A história do bumbum não é exclusivamente anatômica. Simbologias complexas fazem com que os quadris despertem sentimentos antagônicos de desejo, repulsa, censura, objetificação e vergonha, a depender do olhar de quem vê e da sociedade na qual a pessoa está inserida. Figuras paleolíticas, como a Vênus de Willendorf, representavam as mulheres ideais com quadris largos. No século XVI, as práticas sexuais envolvendo essa parte do corpo foram oficialmente censuradas pela Igreja Católica no Concílio de Trento, com a justificativa de que se tratava de uma “animalização do ato divino criado para a reprodução humana”. No século XIX, bumbuns avantajados eram vistos de forma racista como “exóticos”. Sarah Baartman, a “Vênus de Hotentote”, foi retirada da África do Sul para que seu corpo fosse exibido e cutucado pelo público europeu em shows de aberrações, no auge da desumanização da população negra.

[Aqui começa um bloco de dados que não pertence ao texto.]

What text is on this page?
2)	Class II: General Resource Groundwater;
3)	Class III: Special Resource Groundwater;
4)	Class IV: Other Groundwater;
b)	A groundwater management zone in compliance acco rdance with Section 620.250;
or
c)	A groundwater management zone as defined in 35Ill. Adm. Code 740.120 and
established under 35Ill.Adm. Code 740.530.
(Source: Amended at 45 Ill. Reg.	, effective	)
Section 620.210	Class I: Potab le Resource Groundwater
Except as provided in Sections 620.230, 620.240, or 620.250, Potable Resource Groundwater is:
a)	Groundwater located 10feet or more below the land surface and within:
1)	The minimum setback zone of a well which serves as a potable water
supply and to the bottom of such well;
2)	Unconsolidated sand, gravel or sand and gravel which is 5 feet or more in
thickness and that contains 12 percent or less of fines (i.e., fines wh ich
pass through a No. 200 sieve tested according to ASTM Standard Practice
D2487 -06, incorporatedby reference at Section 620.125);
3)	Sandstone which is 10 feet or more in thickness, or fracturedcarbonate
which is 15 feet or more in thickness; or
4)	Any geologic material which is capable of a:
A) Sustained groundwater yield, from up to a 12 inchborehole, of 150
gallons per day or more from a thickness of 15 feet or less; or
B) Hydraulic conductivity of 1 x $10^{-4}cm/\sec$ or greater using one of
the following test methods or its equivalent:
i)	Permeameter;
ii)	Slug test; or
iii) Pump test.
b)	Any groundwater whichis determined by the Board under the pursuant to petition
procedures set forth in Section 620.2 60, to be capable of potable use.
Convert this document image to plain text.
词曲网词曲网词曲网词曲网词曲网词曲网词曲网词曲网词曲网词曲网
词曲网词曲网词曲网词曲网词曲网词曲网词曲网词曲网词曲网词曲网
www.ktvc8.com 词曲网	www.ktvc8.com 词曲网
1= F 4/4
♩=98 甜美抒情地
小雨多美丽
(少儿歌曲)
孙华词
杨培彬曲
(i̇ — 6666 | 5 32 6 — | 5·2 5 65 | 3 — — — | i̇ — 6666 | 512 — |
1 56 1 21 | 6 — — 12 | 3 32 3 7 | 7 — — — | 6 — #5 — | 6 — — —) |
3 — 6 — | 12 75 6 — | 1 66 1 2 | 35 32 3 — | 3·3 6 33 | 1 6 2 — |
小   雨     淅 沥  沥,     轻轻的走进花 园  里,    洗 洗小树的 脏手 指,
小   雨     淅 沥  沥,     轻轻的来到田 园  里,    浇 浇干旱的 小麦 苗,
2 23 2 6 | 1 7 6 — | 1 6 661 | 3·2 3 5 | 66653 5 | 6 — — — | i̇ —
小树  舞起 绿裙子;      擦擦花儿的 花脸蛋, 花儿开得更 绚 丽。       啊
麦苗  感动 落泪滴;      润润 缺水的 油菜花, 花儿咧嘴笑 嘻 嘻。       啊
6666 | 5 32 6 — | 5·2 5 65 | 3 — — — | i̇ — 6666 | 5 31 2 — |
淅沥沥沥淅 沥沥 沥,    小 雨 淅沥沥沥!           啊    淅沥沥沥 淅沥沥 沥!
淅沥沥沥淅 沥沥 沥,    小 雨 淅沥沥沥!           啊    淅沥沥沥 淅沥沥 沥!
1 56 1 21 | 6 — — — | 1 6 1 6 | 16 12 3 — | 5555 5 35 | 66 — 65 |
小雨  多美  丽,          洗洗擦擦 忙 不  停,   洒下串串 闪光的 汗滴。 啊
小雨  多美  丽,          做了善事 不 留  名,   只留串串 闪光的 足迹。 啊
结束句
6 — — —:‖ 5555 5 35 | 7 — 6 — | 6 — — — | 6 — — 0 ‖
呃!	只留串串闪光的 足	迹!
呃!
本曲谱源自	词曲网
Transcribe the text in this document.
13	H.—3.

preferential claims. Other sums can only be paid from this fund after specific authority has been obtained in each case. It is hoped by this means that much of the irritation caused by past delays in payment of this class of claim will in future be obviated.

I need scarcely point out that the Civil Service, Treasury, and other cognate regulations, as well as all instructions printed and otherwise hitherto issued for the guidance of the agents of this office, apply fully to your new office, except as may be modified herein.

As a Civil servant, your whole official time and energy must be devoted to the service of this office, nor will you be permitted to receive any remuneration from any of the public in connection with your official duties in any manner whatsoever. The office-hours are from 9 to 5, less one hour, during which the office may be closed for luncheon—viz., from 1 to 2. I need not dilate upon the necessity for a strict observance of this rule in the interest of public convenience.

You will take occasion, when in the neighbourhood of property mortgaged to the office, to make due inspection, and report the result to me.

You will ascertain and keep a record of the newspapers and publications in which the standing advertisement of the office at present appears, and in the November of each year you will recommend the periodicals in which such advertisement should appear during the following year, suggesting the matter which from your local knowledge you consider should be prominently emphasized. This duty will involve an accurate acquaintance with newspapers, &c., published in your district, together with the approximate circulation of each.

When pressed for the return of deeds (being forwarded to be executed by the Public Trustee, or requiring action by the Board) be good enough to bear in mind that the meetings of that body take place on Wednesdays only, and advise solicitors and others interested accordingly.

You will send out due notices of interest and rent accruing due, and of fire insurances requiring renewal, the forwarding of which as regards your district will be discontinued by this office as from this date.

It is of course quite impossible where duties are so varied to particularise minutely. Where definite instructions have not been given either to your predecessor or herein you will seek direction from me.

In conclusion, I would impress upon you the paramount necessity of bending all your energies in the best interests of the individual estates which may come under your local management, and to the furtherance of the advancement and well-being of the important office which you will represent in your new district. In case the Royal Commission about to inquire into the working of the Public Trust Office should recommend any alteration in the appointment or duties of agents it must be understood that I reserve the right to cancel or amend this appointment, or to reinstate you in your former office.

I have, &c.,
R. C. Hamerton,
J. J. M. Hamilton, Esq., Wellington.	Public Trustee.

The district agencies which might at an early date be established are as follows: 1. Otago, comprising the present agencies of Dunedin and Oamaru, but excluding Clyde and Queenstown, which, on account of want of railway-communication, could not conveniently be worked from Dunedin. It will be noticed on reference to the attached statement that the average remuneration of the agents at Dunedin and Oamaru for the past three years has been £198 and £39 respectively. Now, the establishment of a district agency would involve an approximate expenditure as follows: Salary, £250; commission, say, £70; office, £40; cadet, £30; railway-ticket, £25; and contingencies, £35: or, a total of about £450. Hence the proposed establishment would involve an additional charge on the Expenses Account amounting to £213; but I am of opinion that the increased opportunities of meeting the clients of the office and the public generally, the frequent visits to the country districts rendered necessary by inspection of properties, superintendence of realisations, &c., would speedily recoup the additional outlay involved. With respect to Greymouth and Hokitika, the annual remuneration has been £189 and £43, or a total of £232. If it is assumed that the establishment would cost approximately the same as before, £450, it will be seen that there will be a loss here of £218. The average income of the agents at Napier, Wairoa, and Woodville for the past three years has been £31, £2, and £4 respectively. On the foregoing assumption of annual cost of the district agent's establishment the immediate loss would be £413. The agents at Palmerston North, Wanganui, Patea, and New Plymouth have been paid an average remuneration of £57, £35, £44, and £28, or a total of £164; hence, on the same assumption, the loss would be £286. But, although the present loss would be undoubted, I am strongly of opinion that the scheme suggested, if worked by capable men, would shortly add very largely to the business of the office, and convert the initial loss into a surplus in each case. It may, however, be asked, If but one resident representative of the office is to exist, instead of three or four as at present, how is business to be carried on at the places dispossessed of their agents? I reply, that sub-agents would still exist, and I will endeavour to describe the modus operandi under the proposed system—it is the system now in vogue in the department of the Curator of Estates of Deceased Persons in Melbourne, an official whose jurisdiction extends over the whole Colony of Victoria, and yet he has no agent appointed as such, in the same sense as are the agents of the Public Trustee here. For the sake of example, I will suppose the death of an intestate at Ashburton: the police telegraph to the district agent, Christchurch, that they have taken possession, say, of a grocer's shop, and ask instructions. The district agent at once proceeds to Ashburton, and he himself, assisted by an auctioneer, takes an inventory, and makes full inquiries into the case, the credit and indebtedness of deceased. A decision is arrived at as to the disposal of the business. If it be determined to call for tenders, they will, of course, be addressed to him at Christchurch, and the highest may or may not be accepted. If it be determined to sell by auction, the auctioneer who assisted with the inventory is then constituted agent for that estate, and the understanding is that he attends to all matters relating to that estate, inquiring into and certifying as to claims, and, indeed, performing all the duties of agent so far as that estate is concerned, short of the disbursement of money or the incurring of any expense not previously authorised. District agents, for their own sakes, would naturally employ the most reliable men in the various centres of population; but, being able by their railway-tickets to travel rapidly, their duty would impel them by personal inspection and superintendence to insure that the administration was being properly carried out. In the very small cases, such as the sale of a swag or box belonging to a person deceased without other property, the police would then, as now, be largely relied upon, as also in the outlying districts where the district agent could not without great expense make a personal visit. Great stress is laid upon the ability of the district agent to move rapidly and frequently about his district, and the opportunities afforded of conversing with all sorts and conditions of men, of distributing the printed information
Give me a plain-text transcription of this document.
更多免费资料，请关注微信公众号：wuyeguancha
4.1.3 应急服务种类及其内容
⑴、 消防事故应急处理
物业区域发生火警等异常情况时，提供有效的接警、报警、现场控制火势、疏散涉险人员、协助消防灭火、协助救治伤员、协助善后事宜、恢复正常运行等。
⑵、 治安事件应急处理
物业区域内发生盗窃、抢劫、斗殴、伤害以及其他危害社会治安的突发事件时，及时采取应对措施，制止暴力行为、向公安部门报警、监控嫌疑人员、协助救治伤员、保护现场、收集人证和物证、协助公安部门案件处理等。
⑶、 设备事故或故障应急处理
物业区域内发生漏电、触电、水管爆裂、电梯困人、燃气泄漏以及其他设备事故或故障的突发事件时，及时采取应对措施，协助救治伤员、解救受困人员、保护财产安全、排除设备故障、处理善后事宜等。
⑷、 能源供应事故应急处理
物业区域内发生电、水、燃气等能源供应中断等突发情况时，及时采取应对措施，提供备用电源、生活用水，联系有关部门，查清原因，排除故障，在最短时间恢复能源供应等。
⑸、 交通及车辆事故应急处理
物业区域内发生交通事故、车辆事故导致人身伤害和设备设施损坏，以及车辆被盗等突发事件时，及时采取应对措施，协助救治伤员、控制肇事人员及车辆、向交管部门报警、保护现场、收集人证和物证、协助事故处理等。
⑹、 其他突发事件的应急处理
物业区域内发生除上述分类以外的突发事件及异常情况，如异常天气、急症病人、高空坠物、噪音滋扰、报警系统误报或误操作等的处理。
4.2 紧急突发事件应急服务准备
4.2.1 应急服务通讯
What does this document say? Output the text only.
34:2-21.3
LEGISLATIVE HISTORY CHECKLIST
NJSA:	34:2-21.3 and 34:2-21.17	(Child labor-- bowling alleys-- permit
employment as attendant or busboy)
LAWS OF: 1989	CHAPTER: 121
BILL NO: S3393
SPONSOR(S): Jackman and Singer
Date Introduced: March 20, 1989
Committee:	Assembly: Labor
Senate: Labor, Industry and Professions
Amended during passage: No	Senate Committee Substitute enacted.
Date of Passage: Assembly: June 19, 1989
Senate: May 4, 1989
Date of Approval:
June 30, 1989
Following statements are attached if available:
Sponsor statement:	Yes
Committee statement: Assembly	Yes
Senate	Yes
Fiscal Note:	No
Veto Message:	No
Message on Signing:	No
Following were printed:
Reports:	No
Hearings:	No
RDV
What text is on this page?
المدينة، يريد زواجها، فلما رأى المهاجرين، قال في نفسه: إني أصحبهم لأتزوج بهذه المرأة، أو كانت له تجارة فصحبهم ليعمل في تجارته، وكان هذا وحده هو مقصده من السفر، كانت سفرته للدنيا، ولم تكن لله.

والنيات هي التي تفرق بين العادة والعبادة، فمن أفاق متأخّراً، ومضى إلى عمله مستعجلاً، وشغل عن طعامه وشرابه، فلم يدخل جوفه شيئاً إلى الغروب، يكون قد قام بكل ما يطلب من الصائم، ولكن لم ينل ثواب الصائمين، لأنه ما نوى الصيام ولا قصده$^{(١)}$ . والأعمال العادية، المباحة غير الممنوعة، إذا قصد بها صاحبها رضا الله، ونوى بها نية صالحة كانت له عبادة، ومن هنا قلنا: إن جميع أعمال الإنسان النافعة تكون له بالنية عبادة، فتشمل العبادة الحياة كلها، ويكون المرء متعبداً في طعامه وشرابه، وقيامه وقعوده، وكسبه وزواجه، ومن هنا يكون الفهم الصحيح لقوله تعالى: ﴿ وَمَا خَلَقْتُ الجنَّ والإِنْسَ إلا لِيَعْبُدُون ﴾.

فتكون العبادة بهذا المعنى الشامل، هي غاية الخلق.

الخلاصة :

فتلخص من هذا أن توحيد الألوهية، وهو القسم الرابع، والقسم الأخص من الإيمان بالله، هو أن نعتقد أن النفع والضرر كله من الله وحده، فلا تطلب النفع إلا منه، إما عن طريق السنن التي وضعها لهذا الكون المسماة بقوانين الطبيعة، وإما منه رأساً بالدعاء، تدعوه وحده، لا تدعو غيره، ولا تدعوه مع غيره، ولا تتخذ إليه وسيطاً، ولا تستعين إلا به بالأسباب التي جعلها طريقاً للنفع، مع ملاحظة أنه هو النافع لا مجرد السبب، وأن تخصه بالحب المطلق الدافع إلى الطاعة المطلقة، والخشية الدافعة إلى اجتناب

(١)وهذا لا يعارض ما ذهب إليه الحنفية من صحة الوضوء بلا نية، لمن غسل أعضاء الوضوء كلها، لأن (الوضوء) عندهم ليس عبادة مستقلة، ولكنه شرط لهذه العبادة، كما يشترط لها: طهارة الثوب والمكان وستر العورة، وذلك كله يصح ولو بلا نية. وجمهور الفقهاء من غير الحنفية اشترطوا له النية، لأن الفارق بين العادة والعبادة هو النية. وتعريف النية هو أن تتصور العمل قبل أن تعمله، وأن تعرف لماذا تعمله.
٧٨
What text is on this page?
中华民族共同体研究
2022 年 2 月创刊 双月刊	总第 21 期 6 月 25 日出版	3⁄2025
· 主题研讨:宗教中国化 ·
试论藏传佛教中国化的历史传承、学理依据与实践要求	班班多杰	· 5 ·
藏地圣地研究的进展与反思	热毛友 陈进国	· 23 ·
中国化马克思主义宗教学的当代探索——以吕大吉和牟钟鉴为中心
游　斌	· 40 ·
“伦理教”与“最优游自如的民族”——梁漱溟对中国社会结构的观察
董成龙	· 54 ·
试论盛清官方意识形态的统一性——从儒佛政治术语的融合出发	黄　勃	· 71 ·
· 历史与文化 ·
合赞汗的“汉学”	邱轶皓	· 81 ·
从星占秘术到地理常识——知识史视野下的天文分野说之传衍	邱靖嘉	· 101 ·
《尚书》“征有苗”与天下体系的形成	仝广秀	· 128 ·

Os padrões de beleza também mudaram, sempre acompanhados pela moda. Tendências jogaram o bumbum para cima, como os espartilhos e as anquinhas, roupas íntimas que davam sustentação aos volumosos vestidos, ou para baixo, como as peças mais soltas de cintura baixa popularizadas nos anos 1920. Até meados do século XX, mostrar as chamadas partes pudendas, o bumbum incluso, era uma falta gravíssima para mulheres, que se cobriam com vestidos longos, forros, anáguas e rendas. Mais recentemente, o cenário mudou. O surgimento do biquíni, especialmente o fio dental, e a obsessão fitness colocaram novamente o quadril em destaque.
Hoje em dia existe o que a historiadora Mary Del Priore chama de bumbum promocional, usado como cartão de visita de personalidades — a socialite Kim Kardashian e a cantora Jennifer Lopez são retratos perfeitos dessa tendência. “Influencers e artistas de todo tipo utilizam e objetificam essa parte do corpo porque, desde os tempos imemoriais, o bumbum tem seu papel na história dos desejos de todo o mundo”, afirma Del Priore.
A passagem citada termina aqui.